Open tribute on the occasion of the National Day of Truth and Reconciliation
Open tribute on the occasion of the National Day of Truth and Reconciliation
September 30, 2021
On this National Day of Truth and Reconciliation, we come together.
We join our voices to say that we can’t stop thinking about the children who never returned home after leaving for residential schools, children who died from the abuse they suffered, from the grief of being torn away from everything that anchored their lives, cut from their deep roots within their native land.
We think of all those children who were scooped from their parents, their families, their communities.
By the thousands and over several generations, they were violently robbed of their languages, their memory, their vital emotional ties, their rich tangible and intangible heritage, their civilization and cultural traits, their freedom, their dignity, their identity and their pride.

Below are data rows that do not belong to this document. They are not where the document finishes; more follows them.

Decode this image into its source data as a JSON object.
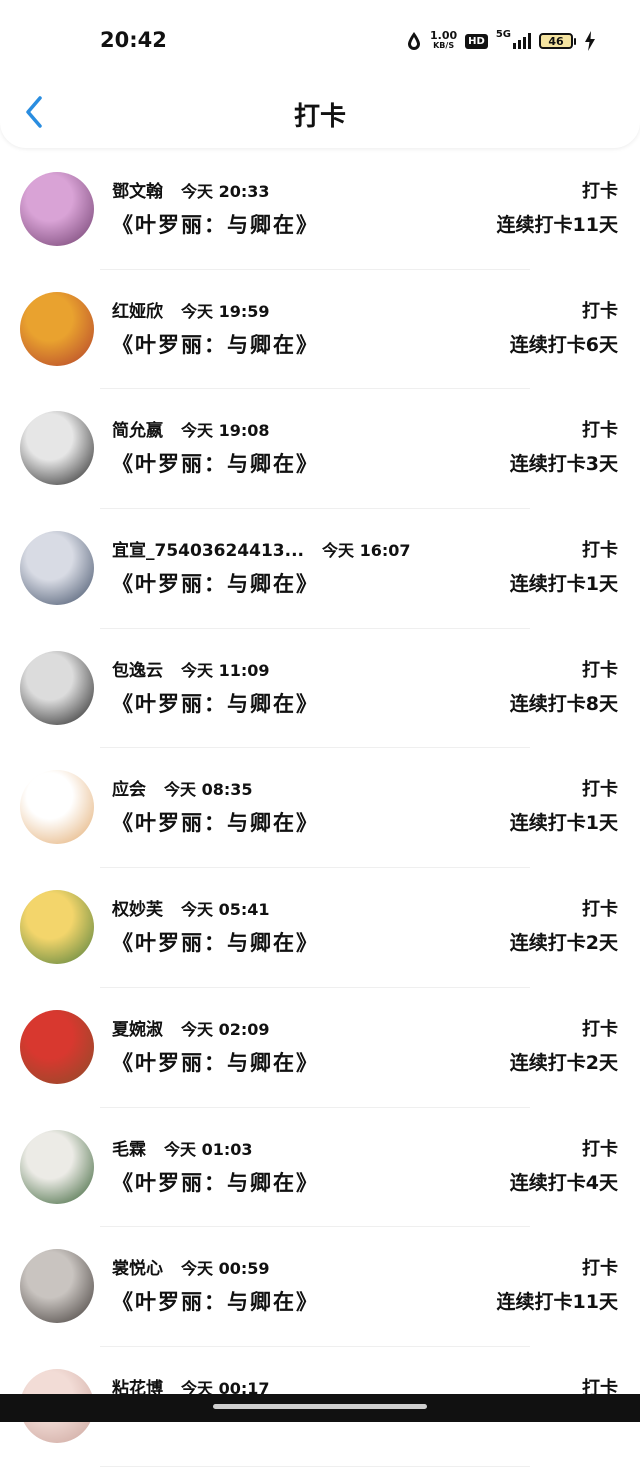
{
  "status_bar": {
    "time": "20:42",
    "net_speed": "1.00",
    "net_unit": "KB/S",
    "hd": "HD",
    "network": "5G",
    "battery": "46"
  },
  "header": {
    "title": "打卡"
  },
  "entries": [
    {
      "name": "鄧文翰",
      "time": "今天 20:33",
      "book": "《叶罗丽：与卿在》",
      "action": "打卡",
      "streak": "连续打卡11天",
      "avatar_colors": [
        "#d9a3d6",
        "#6b3b6a"
      ]
    },
    {
      "name": "红娅欣",
      "time": "今天 19:59",
      "book": "《叶罗丽：与卿在》",
      "action": "打卡",
      "streak": "连续打卡6天",
      "avatar_colors": [
        "#e9a22f",
        "#b13d2b"
      ]
    },
    {
      "name": "简允嬴",
      "time": "今天 19:08",
      "book": "《叶罗丽：与卿在》",
      "action": "打卡",
      "streak": "连续打卡3天",
      "avatar_colors": [
        "#e6e6e6",
        "#1d1d1d"
      ]
    },
    {
      "name": "宜宣_75403624413...",
      "time": "今天 16:07",
      "book": "《叶罗丽：与卿在》",
      "action": "打卡",
      "streak": "连续打卡1天",
      "avatar_colors": [
        "#d8dbe4",
        "#3b4a63"
      ]
    },
    {
      "name": "包逸云",
      "time": "今天 11:09",
      "book": "《叶罗丽：与卿在》",
      "action": "打卡",
      "streak": "连续打卡8天",
      "avatar_colors": [
        "#dcdcdc",
        "#1a1a1a"
      ]
    },
    {
      "name": "应会",
      "time": "今天 08:35",
      "book": "《叶罗丽：与卿在》",
      "action": "打卡",
      "streak": "连续打卡1天",
      "avatar_colors": [
        "#ffffff",
        "#e1a86b"
      ]
    },
    {
      "name": "权妙芙",
      "time": "今天 05:41",
      "book": "《叶罗丽：与卿在》",
      "action": "打卡",
      "streak": "连续打卡2天",
      "avatar_colors": [
        "#f3d56b",
        "#4a7b3a"
      ]
    },
    {
      "name": "夏婉淑",
      "time": "今天 02:09",
      "book": "《叶罗丽：与卿在》",
      "action": "打卡",
      "streak": "连续打卡2天",
      "avatar_colors": [
        "#d8382f",
        "#8a4d2a"
      ]
    },
    {
      "name": "毛霖",
      "time": "今天 01:03",
      "book": "《叶罗丽：与卿在》",
      "action": "打卡",
      "streak": "连续打卡4天",
      "avatar_colors": [
        "#ecebe6",
        "#2f5a2c"
      ]
    },
    {
      "name": "裳悦心",
      "time": "今天 00:59",
      "book": "《叶罗丽：与卿在》",
      "action": "打卡",
      "streak": "连续打卡11天",
      "avatar_colors": [
        "#c9c4c0",
        "#3b3532"
      ]
    },
    {
      "name": "粘花博",
      "time": "今天 00:17",
      "book": "",
      "action": "打卡",
      "streak": "",
      "avatar_colors": [
        "#f2dcd6",
        "#caa39b"
      ]
    }
  ]
}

See the graves, long kept hidden, of children disappeared from their parents, now coming to the surface like so many distant screams of distress and cries for help.
We stand in solidarity, holding to our hearts those who survived an ordeal of such harrowing magnitude that one can’t emerge unscathed, forever carrying the scars and the trauma.
Our thoughts also go out to the inconsolable relatives, forever burdened by the wound of grief and the pain of being denied the truth, the whole truth.
A National Holiday for Truth and Reconciliation on September 30 will not be enough. It should not obscure nor absolve, even ease our conscience. The day should be used for reflection, dialogue, sharing, awareness, education, and action. Conscientiously, collectively, we must engage fully in the truth-telling exercise. Additional investigations must also be conducted, those responsible, decision makers and executioners for the hecatomb identified, brought to tell the truth and admit to the misdeeds, to recognize the devastating impact of what was done, to be made legally accountable.
This history concerns us all, Indigenous and non-Indigenous. It shatters the trust we placed in the high institutions that became accomplices in the criminal abuse, lies, silence and negligence. It speaks to the general indifference that allowed such crimes to be committed, and to endure.
I want to honour the courage and perseverance of the Indigenous Arts Collective of Canada and its members, women of great merit working to safeguard the culture, the arts and the memory of the Aboriginal peoples of Canada, upholding their rights in the process.
The Michaëlle Jean Foundation is proud and honoured to stand by their side in this struggle, a struggle that we must wage with all our might.